Federal OPM Disability Retirement and “the Decision”

The decision to finally go forward and start the process of filing for Federal Disability Retirement under FERS or CSRS is often a hard one.  One needs to consider multiple factors, and the process of deciding to move forward in and of itself can be a complicated one.  Such factors as the medical condition itself and how progressively deteriorating it is; whether and for how long you can “mask” the medical condition; how perceptive your supervisor is; whether your supervisor and coworkers will continue to provide cover for you, and overlook some of the growing deficiencies; whether, even if you cannot do one or more of the essential elements of your job, whether the amount and type of work you are doing are significant enough for you to continue; whether you have a good rapport and relationship with your doctor; whether your doctor will be supportive and understanding; whether your agency will suddenly and without notice place you on a PIP or file a Notice of Proposed Removal; and a host of many other reasons and factors need to be considered.  For many of these questions, an attorney who specializes in Federal Disability Retirement law under FERS & CSRS can be of help.

Sincerely,

Robert R. McGill, Esquire

Federal and Postal Service Disability Retirement: Don’t Act with Haste

This time of year can result in Federal and Postal employees acting “in haste” — of resigning; of receiving a denial on a disability retirement application and not properly making a decision for one’s future or self-interest; of responding to Agency actions in ways which will not benefit one’s future.

The “Holidays” can be a trying time; those considering filing for disability retirement under FERS & CSRS should take the time to consult with an attorney to review all of the options open, before making any hasty decisions which may impact one’s future and career with the Federal Government.
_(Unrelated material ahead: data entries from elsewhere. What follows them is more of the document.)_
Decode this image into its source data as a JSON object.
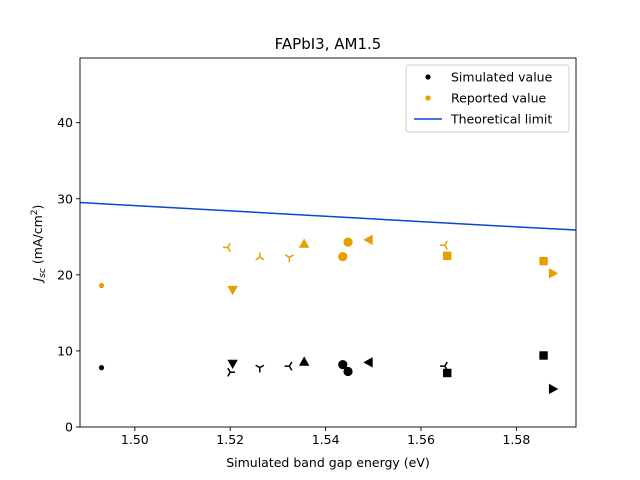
{
  "chart_data": {
    "type": "scatter",
    "title": "FAPbI3, AM1.5",
    "xlabel": "Simulated band gap energy (eV)",
    "ylabel": {
      "main": "J",
      "sub": "sc",
      "unit_prefix": " (mA/cm",
      "sup": "2",
      "unit_suffix": ")"
    },
    "xlim": [
      1.4885,
      1.5925
    ],
    "ylim": [
      0,
      48.5
    ],
    "xticks": [
      1.5,
      1.52,
      1.54,
      1.56,
      1.58
    ],
    "xtick_labels": [
      "1.50",
      "1.52",
      "1.54",
      "1.56",
      "1.58"
    ],
    "yticks": [
      0,
      10,
      20,
      30,
      40
    ],
    "ytick_labels": [
      "0",
      "10",
      "20",
      "30",
      "40"
    ],
    "grid": false,
    "legend_position": "top-right",
    "legend": [
      {
        "label": "Simulated value",
        "kind": "dot",
        "color": "#000000"
      },
      {
        "label": "Reported value",
        "kind": "dot",
        "color": "#e69f00"
      },
      {
        "label": "Theoretical limit",
        "kind": "line",
        "color": "#0a47d1"
      }
    ],
    "series": [
      {
        "name": "Simulated value",
        "color": "#000000",
        "points": [
          {
            "x": 1.493,
            "y": 7.8,
            "marker": "point"
          },
          {
            "x": 1.52,
            "y": 7.2,
            "marker": "tri_right"
          },
          {
            "x": 1.5205,
            "y": 8.3,
            "marker": "triangle_down"
          },
          {
            "x": 1.5262,
            "y": 7.8,
            "marker": "tri_down"
          },
          {
            "x": 1.5324,
            "y": 8.0,
            "marker": "tri_left"
          },
          {
            "x": 1.5355,
            "y": 8.6,
            "marker": "triangle_up"
          },
          {
            "x": 1.5436,
            "y": 8.2,
            "marker": "circle"
          },
          {
            "x": 1.5447,
            "y": 7.3,
            "marker": "circle"
          },
          {
            "x": 1.549,
            "y": 8.5,
            "marker": "triangle_left"
          },
          {
            "x": 1.565,
            "y": 8.0,
            "marker": "tri_left"
          },
          {
            "x": 1.5655,
            "y": 7.1,
            "marker": "square"
          },
          {
            "x": 1.5857,
            "y": 9.4,
            "marker": "square"
          },
          {
            "x": 1.5877,
            "y": 5.0,
            "marker": "triangle_right"
          }
        ]
      },
      {
        "name": "Reported value",
        "color": "#e69f00",
        "points": [
          {
            "x": 1.493,
            "y": 18.6,
            "marker": "point"
          },
          {
            "x": 1.5195,
            "y": 23.6,
            "marker": "tri_left"
          },
          {
            "x": 1.5205,
            "y": 18.0,
            "marker": "triangle_down"
          },
          {
            "x": 1.5262,
            "y": 22.3,
            "marker": "tri_up"
          },
          {
            "x": 1.5324,
            "y": 22.3,
            "marker": "tri_down"
          },
          {
            "x": 1.5355,
            "y": 24.1,
            "marker": "triangle_up"
          },
          {
            "x": 1.5436,
            "y": 22.4,
            "marker": "circle"
          },
          {
            "x": 1.5447,
            "y": 24.3,
            "marker": "circle"
          },
          {
            "x": 1.549,
            "y": 24.6,
            "marker": "triangle_left"
          },
          {
            "x": 1.565,
            "y": 23.9,
            "marker": "tri_left"
          },
          {
            "x": 1.5655,
            "y": 22.5,
            "marker": "square"
          },
          {
            "x": 1.5857,
            "y": 21.8,
            "marker": "square"
          },
          {
            "x": 1.5877,
            "y": 20.2,
            "marker": "triangle_right"
          }
        ]
      },
      {
        "name": "Theoretical limit",
        "color": "#0a47d1",
        "type": "line",
        "x": [
          1.4885,
          1.5,
          1.52,
          1.54,
          1.56,
          1.58,
          1.5925
        ],
        "y": [
          29.5,
          29.1,
          28.4,
          27.7,
          27.0,
          26.3,
          25.9
        ]
      }
    ]
  }
}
Remember, even if the Agency is making noises to file an adverse action during this time, or is about to place you on a PIP, or is calling you in for an “investigative interview”, there is always time to respond, and in most cases, a request for an extension of time to respond should, and will, be granted.  Retaliatory agencies and supervisors love to use this Holiday Season, when time is shortened, to file all sorts of adverse actions.
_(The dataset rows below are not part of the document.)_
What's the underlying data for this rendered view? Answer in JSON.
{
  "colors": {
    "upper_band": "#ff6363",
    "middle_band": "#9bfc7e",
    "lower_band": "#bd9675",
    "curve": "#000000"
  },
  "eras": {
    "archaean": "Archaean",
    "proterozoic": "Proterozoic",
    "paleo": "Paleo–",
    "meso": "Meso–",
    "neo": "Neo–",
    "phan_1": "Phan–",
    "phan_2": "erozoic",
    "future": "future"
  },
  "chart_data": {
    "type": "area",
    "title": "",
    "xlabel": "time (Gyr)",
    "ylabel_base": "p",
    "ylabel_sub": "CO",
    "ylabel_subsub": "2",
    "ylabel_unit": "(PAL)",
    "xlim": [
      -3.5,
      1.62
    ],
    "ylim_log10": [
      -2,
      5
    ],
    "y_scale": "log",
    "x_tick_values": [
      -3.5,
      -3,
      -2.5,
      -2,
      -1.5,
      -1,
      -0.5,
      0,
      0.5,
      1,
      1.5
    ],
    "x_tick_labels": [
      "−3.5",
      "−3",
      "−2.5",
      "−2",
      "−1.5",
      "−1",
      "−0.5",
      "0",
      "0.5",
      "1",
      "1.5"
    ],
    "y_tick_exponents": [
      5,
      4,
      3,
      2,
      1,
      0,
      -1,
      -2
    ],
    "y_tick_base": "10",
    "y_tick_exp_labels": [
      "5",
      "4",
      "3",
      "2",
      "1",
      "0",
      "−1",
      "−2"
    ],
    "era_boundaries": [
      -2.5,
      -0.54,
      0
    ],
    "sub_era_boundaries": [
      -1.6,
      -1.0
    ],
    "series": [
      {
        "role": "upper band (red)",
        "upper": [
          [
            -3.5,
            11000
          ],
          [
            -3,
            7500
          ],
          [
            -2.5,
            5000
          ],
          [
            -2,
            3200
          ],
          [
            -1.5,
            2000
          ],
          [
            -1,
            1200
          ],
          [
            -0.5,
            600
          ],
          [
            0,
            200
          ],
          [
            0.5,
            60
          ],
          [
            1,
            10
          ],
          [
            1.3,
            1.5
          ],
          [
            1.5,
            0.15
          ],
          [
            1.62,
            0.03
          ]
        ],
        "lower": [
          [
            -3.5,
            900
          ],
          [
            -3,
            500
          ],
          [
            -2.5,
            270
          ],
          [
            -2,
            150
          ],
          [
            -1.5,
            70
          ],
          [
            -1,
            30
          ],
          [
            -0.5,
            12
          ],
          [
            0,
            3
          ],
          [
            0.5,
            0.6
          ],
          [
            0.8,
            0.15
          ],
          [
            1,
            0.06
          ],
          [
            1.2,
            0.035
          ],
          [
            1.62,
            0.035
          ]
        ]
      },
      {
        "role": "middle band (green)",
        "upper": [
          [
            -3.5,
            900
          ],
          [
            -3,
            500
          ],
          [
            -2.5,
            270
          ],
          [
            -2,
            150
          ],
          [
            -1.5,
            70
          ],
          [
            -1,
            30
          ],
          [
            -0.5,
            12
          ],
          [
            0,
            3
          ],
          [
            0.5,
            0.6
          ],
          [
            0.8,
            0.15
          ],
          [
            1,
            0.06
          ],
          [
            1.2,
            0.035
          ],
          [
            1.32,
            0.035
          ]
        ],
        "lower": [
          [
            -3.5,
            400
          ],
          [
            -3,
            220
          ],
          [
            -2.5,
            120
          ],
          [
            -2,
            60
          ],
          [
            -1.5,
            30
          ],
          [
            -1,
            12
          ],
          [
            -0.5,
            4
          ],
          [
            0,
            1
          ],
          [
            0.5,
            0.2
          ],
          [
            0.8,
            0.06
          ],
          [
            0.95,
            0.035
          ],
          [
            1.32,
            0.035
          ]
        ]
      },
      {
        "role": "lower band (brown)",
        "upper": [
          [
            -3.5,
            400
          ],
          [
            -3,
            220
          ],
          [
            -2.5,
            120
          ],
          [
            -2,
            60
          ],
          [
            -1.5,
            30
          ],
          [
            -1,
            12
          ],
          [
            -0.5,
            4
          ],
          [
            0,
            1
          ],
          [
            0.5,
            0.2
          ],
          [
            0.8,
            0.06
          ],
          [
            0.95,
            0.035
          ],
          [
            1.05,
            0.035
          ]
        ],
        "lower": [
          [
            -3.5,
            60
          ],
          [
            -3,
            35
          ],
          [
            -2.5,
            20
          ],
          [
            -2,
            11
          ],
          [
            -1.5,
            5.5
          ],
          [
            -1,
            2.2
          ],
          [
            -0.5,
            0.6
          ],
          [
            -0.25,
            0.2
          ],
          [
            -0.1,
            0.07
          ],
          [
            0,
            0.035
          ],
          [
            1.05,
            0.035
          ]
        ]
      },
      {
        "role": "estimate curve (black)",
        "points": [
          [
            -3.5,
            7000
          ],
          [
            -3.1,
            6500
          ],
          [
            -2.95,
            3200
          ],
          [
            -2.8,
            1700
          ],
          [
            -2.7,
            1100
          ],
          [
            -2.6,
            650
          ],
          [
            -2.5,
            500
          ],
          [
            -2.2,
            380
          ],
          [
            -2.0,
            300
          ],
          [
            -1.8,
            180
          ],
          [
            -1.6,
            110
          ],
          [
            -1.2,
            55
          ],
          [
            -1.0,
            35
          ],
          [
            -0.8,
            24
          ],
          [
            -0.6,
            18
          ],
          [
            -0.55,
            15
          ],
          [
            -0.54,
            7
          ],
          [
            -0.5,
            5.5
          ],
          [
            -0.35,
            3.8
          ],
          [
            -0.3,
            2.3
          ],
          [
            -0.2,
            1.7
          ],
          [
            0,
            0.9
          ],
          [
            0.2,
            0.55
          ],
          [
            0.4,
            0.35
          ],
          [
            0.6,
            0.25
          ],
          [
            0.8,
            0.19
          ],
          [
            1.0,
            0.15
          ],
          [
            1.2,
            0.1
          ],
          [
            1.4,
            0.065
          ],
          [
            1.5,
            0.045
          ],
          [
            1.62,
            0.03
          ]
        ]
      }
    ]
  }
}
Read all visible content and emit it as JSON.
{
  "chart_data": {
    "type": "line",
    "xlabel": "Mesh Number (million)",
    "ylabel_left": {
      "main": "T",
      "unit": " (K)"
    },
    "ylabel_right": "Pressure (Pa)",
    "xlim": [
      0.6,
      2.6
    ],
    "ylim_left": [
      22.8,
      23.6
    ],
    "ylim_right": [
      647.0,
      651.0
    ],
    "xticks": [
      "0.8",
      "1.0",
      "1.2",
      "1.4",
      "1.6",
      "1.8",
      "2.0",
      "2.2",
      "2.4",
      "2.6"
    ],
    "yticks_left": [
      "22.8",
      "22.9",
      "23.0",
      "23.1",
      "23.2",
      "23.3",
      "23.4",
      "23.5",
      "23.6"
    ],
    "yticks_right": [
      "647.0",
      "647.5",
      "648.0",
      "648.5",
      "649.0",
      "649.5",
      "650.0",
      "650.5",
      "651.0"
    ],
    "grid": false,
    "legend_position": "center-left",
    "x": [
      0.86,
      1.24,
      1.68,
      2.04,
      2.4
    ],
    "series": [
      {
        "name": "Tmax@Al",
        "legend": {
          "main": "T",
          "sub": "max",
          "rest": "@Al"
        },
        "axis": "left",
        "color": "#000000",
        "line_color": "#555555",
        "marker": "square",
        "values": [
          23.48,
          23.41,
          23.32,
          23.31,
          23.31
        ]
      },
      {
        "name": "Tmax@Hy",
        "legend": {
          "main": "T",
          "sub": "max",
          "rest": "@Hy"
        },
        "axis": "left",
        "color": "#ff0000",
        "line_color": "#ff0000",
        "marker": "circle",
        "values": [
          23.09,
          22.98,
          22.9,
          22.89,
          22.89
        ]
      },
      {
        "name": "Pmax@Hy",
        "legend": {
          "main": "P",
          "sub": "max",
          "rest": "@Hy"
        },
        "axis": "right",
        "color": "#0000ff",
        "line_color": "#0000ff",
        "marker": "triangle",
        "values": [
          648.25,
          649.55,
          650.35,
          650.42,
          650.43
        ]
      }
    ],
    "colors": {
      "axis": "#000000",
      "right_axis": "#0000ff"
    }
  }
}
Don’t respond in an inappropriate way; consult an attorney.

Sincerely,

Robert R. McGill, Esquire

Federal & Postal Service Disability Retirement: After a Resignation

Anyone and everyone who has followed my blogs or my more lengthy articles knows that an individual has up to one (1) year to file for Federal Disability Retirement benefits under FERS or CSRS, after being separated from Federal service.  The clock begins to run upon a resignation by a Federal employee.  The actual date of separation should be ascertained on the “Form 50” or “PS Form 50”, as a personnel action.  There are many reasons why an individual resigns.  Perhaps it is because of an impending adverse action; a threatened adverse action; a fear of a future adverse action; or because a Federal or Postal employee can no longer perform one or more of the essential elements of one’s job. 
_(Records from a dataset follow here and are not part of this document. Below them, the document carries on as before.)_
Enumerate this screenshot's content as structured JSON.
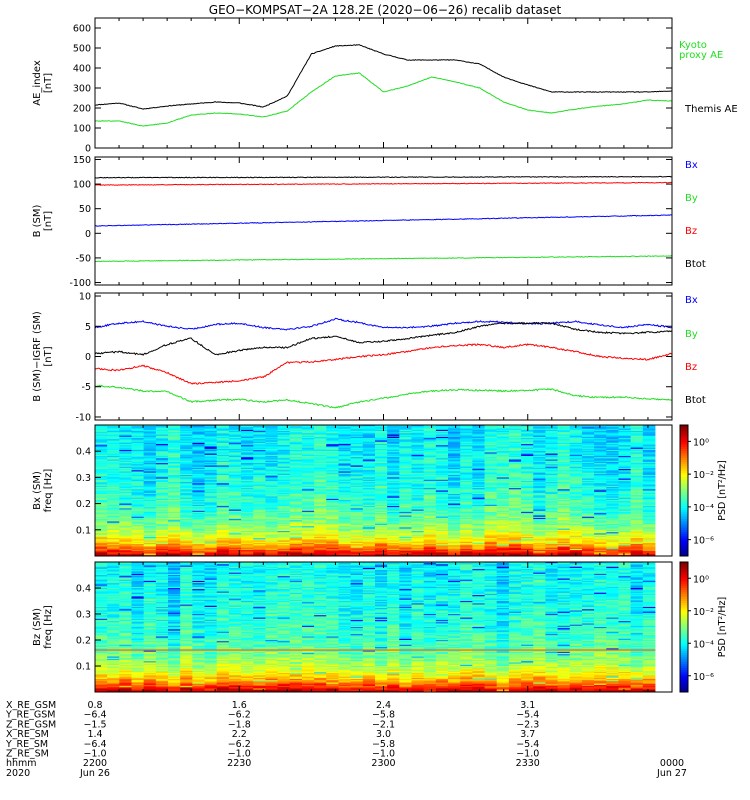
{
  "title": "GEO−KOMPSAT−2A 128.2E (2020−06−26) recalib dataset",
  "colors": {
    "black": "#000000",
    "red": "#ff0000",
    "green": "#22dd22",
    "blue": "#0000ff"
  },
  "chart_data": [
    {
      "type": "line",
      "ylabel": "AE_index\n[nT]",
      "ylim": [
        0,
        650
      ],
      "yticks": [
        0,
        100,
        200,
        300,
        400,
        500,
        600
      ],
      "xlim_minutes": [
        0,
        120
      ],
      "legend_placement": "right",
      "series": [
        {
          "name": "Themis AE",
          "color": "black",
          "x": [
            0,
            5,
            10,
            15,
            20,
            25,
            30,
            35,
            40,
            45,
            50,
            55,
            60,
            65,
            70,
            75,
            80,
            85,
            90,
            95,
            100,
            105,
            110,
            115,
            120
          ],
          "y": [
            215,
            225,
            195,
            210,
            220,
            230,
            225,
            205,
            260,
            470,
            510,
            515,
            470,
            440,
            440,
            440,
            420,
            355,
            315,
            280,
            280,
            280,
            280,
            280,
            285
          ]
        },
        {
          "name": "Kyoto\nproxy AE",
          "color": "green",
          "x": [
            0,
            5,
            10,
            15,
            20,
            25,
            30,
            35,
            40,
            45,
            50,
            55,
            60,
            65,
            70,
            75,
            80,
            85,
            90,
            95,
            100,
            105,
            110,
            115,
            120
          ],
          "y": [
            135,
            135,
            110,
            125,
            165,
            175,
            170,
            155,
            185,
            280,
            360,
            375,
            280,
            310,
            355,
            330,
            300,
            230,
            190,
            175,
            195,
            210,
            220,
            240,
            235
          ]
        }
      ]
    },
    {
      "type": "line",
      "ylabel": "B (SM)\n[nT]",
      "ylim": [
        -105,
        155
      ],
      "yticks": [
        -100,
        -50,
        0,
        50,
        100,
        150
      ],
      "xlim_minutes": [
        0,
        120
      ],
      "legend_placement": "right",
      "series": [
        {
          "name": "Bx",
          "color": "blue",
          "x": [
            0,
            120
          ],
          "y": [
            15,
            37
          ]
        },
        {
          "name": "By",
          "color": "green",
          "x": [
            0,
            120
          ],
          "y": [
            -57,
            -46
          ]
        },
        {
          "name": "Bz",
          "color": "red",
          "x": [
            0,
            120
          ],
          "y": [
            98,
            103
          ]
        },
        {
          "name": "Btot",
          "color": "black",
          "x": [
            0,
            120
          ],
          "y": [
            113,
            115
          ]
        }
      ]
    },
    {
      "type": "line",
      "ylabel": "B (SM)−IGRF (SM)\n[nT]",
      "ylim": [
        -10.5,
        10.5
      ],
      "yticks": [
        -10,
        -5,
        0,
        5,
        10
      ],
      "xlim_minutes": [
        0,
        120
      ],
      "legend_placement": "right",
      "series": [
        {
          "name": "Bx",
          "color": "blue",
          "x": [
            0,
            5,
            10,
            15,
            20,
            25,
            30,
            35,
            40,
            45,
            50,
            55,
            60,
            65,
            70,
            75,
            80,
            85,
            90,
            95,
            100,
            105,
            110,
            115,
            120
          ],
          "y": [
            4.8,
            5.5,
            5.8,
            5.0,
            4.5,
            5.3,
            5.5,
            4.8,
            4.5,
            5.0,
            6.2,
            5.6,
            4.8,
            4.8,
            5.0,
            5.5,
            5.8,
            5.7,
            5.4,
            5.5,
            5.8,
            5.2,
            4.8,
            5.3,
            4.8
          ]
        },
        {
          "name": "By",
          "color": "green",
          "x": [
            0,
            5,
            10,
            15,
            20,
            25,
            30,
            35,
            40,
            45,
            50,
            55,
            60,
            65,
            70,
            75,
            80,
            85,
            90,
            95,
            100,
            105,
            110,
            115,
            120
          ],
          "y": [
            -4.8,
            -5.1,
            -5.7,
            -5.8,
            -7.5,
            -7.2,
            -7.1,
            -7.5,
            -7.2,
            -7.8,
            -8.5,
            -7.5,
            -6.9,
            -6.2,
            -5.7,
            -5.5,
            -5.6,
            -5.7,
            -5.6,
            -5.4,
            -6.5,
            -6.8,
            -6.7,
            -7.0,
            -7.2
          ]
        },
        {
          "name": "Bz",
          "color": "red",
          "x": [
            0,
            5,
            10,
            15,
            20,
            25,
            30,
            35,
            40,
            45,
            50,
            55,
            60,
            65,
            70,
            75,
            80,
            85,
            90,
            95,
            100,
            105,
            110,
            115,
            120
          ],
          "y": [
            -2.0,
            -2.3,
            -1.5,
            -2.7,
            -4.5,
            -4.3,
            -4.0,
            -3.4,
            -1.0,
            -0.9,
            -0.5,
            0.0,
            0.3,
            0.8,
            1.5,
            1.8,
            2.0,
            1.5,
            2.0,
            1.5,
            0.8,
            0.0,
            -0.3,
            -0.5,
            0.5
          ]
        },
        {
          "name": "Btot",
          "color": "black",
          "x": [
            0,
            5,
            10,
            15,
            20,
            25,
            30,
            35,
            40,
            45,
            50,
            55,
            60,
            65,
            70,
            75,
            80,
            85,
            90,
            95,
            100,
            105,
            110,
            115,
            120
          ],
          "y": [
            0.5,
            0.8,
            0.3,
            2.0,
            3.0,
            0.3,
            1.0,
            1.5,
            1.5,
            3.0,
            3.3,
            2.3,
            2.5,
            3.0,
            3.5,
            4.0,
            5.0,
            5.5,
            5.5,
            5.5,
            4.5,
            4.0,
            3.8,
            4.0,
            4.2
          ]
        }
      ]
    },
    {
      "type": "heatmap",
      "ylabel": "Bx (SM)\nfreq [Hz]",
      "ylim": [
        0,
        0.5
      ],
      "yticks": [
        0.1,
        0.2,
        0.3,
        0.4
      ],
      "xlim_minutes": [
        0,
        120
      ],
      "colorbar_label": "PSD [nT²/Hz]",
      "colorbar_ticks": [
        "10⁰",
        "10⁻²",
        "10⁻⁴",
        "10⁻⁶"
      ],
      "colorbar_range_log10": [
        -7,
        1
      ]
    },
    {
      "type": "heatmap",
      "ylabel": "Bz (SM)\nfreq [Hz]",
      "ylim": [
        0,
        0.5
      ],
      "yticks": [
        0.1,
        0.2,
        0.3,
        0.4
      ],
      "xlim_minutes": [
        0,
        120
      ],
      "colorbar_label": "PSD [nT²/Hz]",
      "colorbar_ticks": [
        "10⁰",
        "10⁻²",
        "10⁻⁴",
        "10⁻⁶"
      ],
      "colorbar_range_log10": [
        -7,
        1
      ]
    }
  ],
  "ephemeris": {
    "tick_minutes": [
      0,
      30,
      60,
      90,
      120
    ],
    "rows": [
      {
        "label": "X_RE_GSM",
        "values": [
          "0.8",
          "1.6",
          "2.4",
          "3.1",
          ""
        ]
      },
      {
        "label": "Y_RE_GSM",
        "values": [
          "−6.4",
          "−6.2",
          "−5.8",
          "−5.4",
          ""
        ]
      },
      {
        "label": "Z_RE_GSM",
        "values": [
          "−1.5",
          "−1.8",
          "−2.1",
          "−2.3",
          ""
        ]
      },
      {
        "label": "X_RE_SM",
        "values": [
          "1.4",
          "2.2",
          "3.0",
          "3.7",
          ""
        ]
      },
      {
        "label": "Y_RE_SM",
        "values": [
          "−6.4",
          "−6.2",
          "−5.8",
          "−5.4",
          ""
        ]
      },
      {
        "label": "Z_RE_SM",
        "values": [
          "−1.0",
          "−1.0",
          "−1.0",
          "−1.0",
          ""
        ]
      },
      {
        "label": "hhmm",
        "values": [
          "2200",
          "2230",
          "2300",
          "2330",
          "0000"
        ]
      },
      {
        "label": "2020",
        "values": [
          "Jun 26",
          "",
          "",
          "",
          "Jun 27"
        ]
      }
    ]
  }
}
Whatever the reason, if an individual has a medical condition such that he or she could no longer perform one or more of the essential elements of one’s job, prior to the date of the resignation, then there is a good chance that the (now former) Federal or Postal employee may be eligible for disability retirement benefits.  Indeed, my view as an attorney who exclusively represents Federal and Postal employees to obtain Federal Disability Retirement benefits, is that if you have invested a considerable number of years of your life in Federal Service, then you should seriously consider whether your medical condition was a primary, or even a contributing, factor in your resignation decision.  Don’t let the clock run for too long; it may pass quietly, to a time when it is too late.

Sincerely,

Robert R. McGill, Esquire

Federal Disability Retirement in a Tough Economy

Healthy individuals may wonder why, in such a tough economy, an individual would consider filing for Federal Disability Retirement under FERS or CSRS.  This is an economy which has been shrinking and shedding employees.  Yet, for the Federal or Postal employee whose health and increasingly debilitating medical conditions directly impact one’s ability to perform the essential elements of one’s job, the choice is actually not all that convoluted.

Where a Federal or Postal employee can no longer perform the job; where sick leave and annual leave have been exhausted to go to doctors’ appointments, or just to stay home to recover enough to make it into the office for another day; or for those who are on LWOP for greater than the time working; in such circumstances, the stark reality is that a disability annuity is better than what the future may offer otherwise.  Removal for unsatisfactory performance; being placed on a PIP; being told that there is no more work at the Postal Service; being counseled for performance issues; these are all indicators of the proper choice to make.

Yes, it is a tougher economy; but when the economy begins to rebound, the first people that private employers turn to hire are those who are essentially independent contractors; and, especially with the looming overhaul of private health insurance, a former government worker who carries his or her own health insurance is, and can be, an attractive worker to a private employer.